5. Originally Posted by collegestudent321
* i meant (9/4)tan^2 t (3(sect)) dt
sorry
that is not what I got.

I end up with $\displaystyle \frac {81}8 \int \tan^2 t \sec^3 t~dt$

6. oh ok, yea thats right... so then does that simplify to (81/8) integral of: sec^5 t - sec^3 t dt
or is that not the right way to do it?

7. Originally Posted by collegestudent321
oh ok, yea thats right... so then does that simplify to (81/8) integral of: sec^5 t - sec^3 t dt
or is that not the right way to do it?
that is fine. now, you begin the painful process of integrating things like $\displaystyle \sec^5 t$ and $\displaystyle \sec^3 t$! You can use integration by parts or reduction formulas.

just leave the $\displaystyle \int \sec^3 t~dt$ for a while. Apply the reduction formula to the $\displaystyle \int \sec^5 t ~dt$, and you can simplify in such a way that you only have to work on $\displaystyle \int \sec^3 t~dt$ in the end.

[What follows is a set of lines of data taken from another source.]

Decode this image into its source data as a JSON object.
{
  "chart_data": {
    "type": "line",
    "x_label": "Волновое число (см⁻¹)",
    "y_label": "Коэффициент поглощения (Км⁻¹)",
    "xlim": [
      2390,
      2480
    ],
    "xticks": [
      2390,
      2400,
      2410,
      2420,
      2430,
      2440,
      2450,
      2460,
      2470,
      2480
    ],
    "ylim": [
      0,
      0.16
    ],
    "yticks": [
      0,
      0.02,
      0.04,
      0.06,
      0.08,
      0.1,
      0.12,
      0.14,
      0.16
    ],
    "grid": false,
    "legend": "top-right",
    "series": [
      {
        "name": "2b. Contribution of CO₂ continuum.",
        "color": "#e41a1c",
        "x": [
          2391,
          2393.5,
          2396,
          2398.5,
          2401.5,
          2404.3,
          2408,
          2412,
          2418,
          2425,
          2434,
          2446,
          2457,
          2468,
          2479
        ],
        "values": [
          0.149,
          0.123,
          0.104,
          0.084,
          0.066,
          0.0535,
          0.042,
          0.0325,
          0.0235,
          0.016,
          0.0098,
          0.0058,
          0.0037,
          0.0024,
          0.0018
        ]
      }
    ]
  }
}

8. ok, so is there is an easier way to simplify that expression? or is there no way around this painful process? just curious so i can see all the different ways (if there are any)

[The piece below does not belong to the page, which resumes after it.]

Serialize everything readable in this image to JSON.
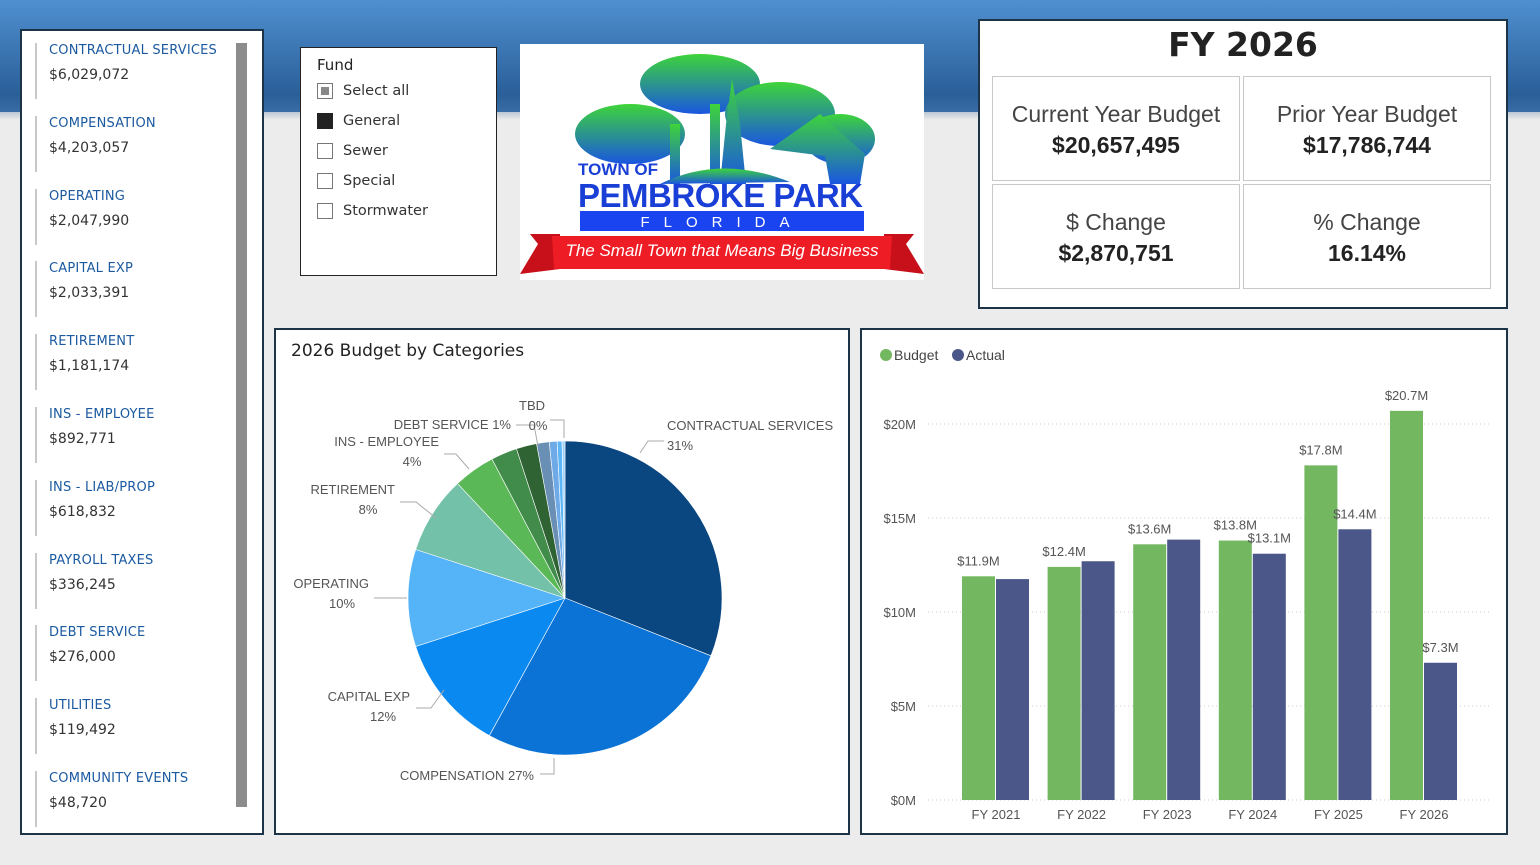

9. Originally Posted by collegestudent321
ok, so is there is an easier way to simplify that expression? or is there no way around this painful process? just curious so i can see all the different ways (if there are any)
Use the fact (which can be derived via integration by parts) that $\displaystyle \int \sec^n x~dx = \frac 1{n - 1} \tan x \sec^{n - 2} x + \frac {n - 2}{n - 1} \int \sec^{n - 2} x ~dx$. if you use that on the first integral, you end up with

$\displaystyle \frac 14 \tan t \sec^3 t - \frac 14 \int \sec^3 t~dt$

and $\displaystyle \int \sec^3 t~dt$ is something you can do by parts, or reuse the above formula with $\displaystyle n = 3$. Or the easy way is to look up the formula for it. most texts will have the integral for $\displaystyle \sec^3 x$ listed in the book cover

10. where did the - 1/4 come from... im getting + 3/4

11. Originally Posted by collegestudent321
where did the - 1/4 come from... im getting + 3/4
...remember that $\displaystyle - \int \sec^3 t~dt$ we had before...! 3/4 - 1 = -1/4

12. oh ok, yea that makes sense

13. ok, so i got: the first integral is: (1/12)(sec t)
and the second integral is: (1/8)((sec t)(tan t) + ln(sec x + tan x))

for some reason that doesn't feel like its right, but im not sure.

14. Originally Posted by collegestudent321
ok, so i got: the first integral is: (1/12)(sec t)
and the second integral is: (1/8)((sec t)(tan t) + ln(sec x + tan x))

for some reason that doesn't feel like its right, but im not sure.
$\displaystyle \int \sec^3 t~dt = \frac 12 \sec t \tan t + \frac 12 \ln |\sec t + \tan t| + C$

just plug that in, and remember to back substitute. Your original problem was in the variable $\displaystyle x$, you must switch back to it.